Jan 25 2008
I woke from a dream this morning which I felt was interesting enough to write in my journal before returning to sleep. A larger part of me wanted to crawl under the covers and forget all about it, but since the dream related to my creative process I thought it might help unveil some things about the difficulties I’m having with balancing my work and creative life. Before this dream, I was pretty sure my next blog entry would have to be titled “Why I’m not painting”. Here goes the dream:
I am walking through an exhibit of artworks, and come upon one which is my own. As soon as I stop to look at it, it makes an eerie sound… sort of a singing of bird chirps, followed by my own voice telling a story. It’s a painting, but the forms within it are moving, as in an animation. It begins as an abstract face, becoming more distinct as the story unfolds. The face is in profile (pointed to the right), but by the time the story drifts to the end, another face (less distinct) is forming out of the back of the head (pointing to the left). The picture and voice then loops back into its original sequence. Though it’s difficult to make out any resembling features, I know that the face is my own.
It is obvious that I am within a group show, and the other artists are present, mingling around the gallery space. In addition to our group show, we are all here to take a workshop based on our individual creative processes, and how to bring it further. Before we settled into the workshop, I remember seeing a woman carrying a sculpture in the shape of a cat. I realize that it is actually a portrayal of a mummified Bast, (the Egyptian cat icon who is goddess of the underworld). As soon as I realize that it is an urn, I can see that some grey sparkling dust is on its surface. I ask the woman if she has dumped the ashes, and she says yes, that she has just returned from the river.
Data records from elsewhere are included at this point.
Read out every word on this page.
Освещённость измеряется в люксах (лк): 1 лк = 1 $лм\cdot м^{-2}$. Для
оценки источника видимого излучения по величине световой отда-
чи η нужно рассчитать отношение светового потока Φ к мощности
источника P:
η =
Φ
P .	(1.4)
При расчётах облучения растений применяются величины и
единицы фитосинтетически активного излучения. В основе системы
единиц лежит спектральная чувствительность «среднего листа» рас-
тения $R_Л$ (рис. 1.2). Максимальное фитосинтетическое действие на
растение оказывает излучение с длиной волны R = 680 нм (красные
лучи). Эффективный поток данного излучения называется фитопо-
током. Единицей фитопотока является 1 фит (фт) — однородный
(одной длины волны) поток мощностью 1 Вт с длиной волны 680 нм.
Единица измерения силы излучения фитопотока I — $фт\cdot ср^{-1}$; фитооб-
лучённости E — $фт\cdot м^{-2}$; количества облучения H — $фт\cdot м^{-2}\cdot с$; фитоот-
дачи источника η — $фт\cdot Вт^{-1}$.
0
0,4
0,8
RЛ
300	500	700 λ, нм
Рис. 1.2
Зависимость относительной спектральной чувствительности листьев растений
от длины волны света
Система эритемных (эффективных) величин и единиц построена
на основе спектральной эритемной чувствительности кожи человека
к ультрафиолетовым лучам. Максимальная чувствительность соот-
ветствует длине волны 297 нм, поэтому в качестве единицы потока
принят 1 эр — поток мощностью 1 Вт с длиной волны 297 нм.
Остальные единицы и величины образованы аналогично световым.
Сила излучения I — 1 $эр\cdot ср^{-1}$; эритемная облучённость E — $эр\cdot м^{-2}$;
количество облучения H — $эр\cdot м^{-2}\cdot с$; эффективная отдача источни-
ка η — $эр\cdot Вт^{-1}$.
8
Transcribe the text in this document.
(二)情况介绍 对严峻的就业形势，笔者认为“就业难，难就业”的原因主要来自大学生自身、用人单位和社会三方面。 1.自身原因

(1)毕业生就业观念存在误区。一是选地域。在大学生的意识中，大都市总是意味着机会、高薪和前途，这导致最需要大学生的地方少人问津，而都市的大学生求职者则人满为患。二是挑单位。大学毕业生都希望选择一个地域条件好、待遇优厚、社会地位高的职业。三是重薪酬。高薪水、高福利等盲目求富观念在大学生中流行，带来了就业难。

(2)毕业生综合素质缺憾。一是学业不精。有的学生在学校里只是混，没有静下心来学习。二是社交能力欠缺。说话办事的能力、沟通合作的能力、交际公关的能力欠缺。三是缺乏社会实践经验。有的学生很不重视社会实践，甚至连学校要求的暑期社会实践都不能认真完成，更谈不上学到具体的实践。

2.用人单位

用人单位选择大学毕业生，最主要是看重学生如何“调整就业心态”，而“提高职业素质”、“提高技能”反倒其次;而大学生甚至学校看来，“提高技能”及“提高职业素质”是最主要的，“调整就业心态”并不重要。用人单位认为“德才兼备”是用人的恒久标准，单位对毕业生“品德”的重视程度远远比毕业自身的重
Now the group commences into a circle, and most of us are sitting on the floor. Someone begins to speak about their creative process. It seems to be more about psychological process than the physical process… describing the unfolding meaning behind the work. Before the first person has finished more than a few sentences, a group of people have stumbled into our space. They are here to see the art exhibit. Someone is telling them that they will have to come back after we’ve finished our workshop, but then we see that a whole crowd of people are outside of the window, following them. We decide to end the workshop and the group disperses.
The next thing I know, I am walking down a road, but it is such a steep decline that I am no longer walking, but falling (as if down a long chute, though there are no walls). I am floating down past some of the other members of the group and am about to fall past a man who engages me to tell him about my process. Just as I am about to describe something about my work, I realize we are about to hit bottom. At this point I am falling face first and need to re-orient myself. Just as I’m about to hit the pavement, I swoop back up… dipping underneath a car that nearly hits me. The only other thing I can recall now is looking at another one of my paintings. This one is an abstracted image of a figure who is falling face first, and though the body is distorted, I know it is me.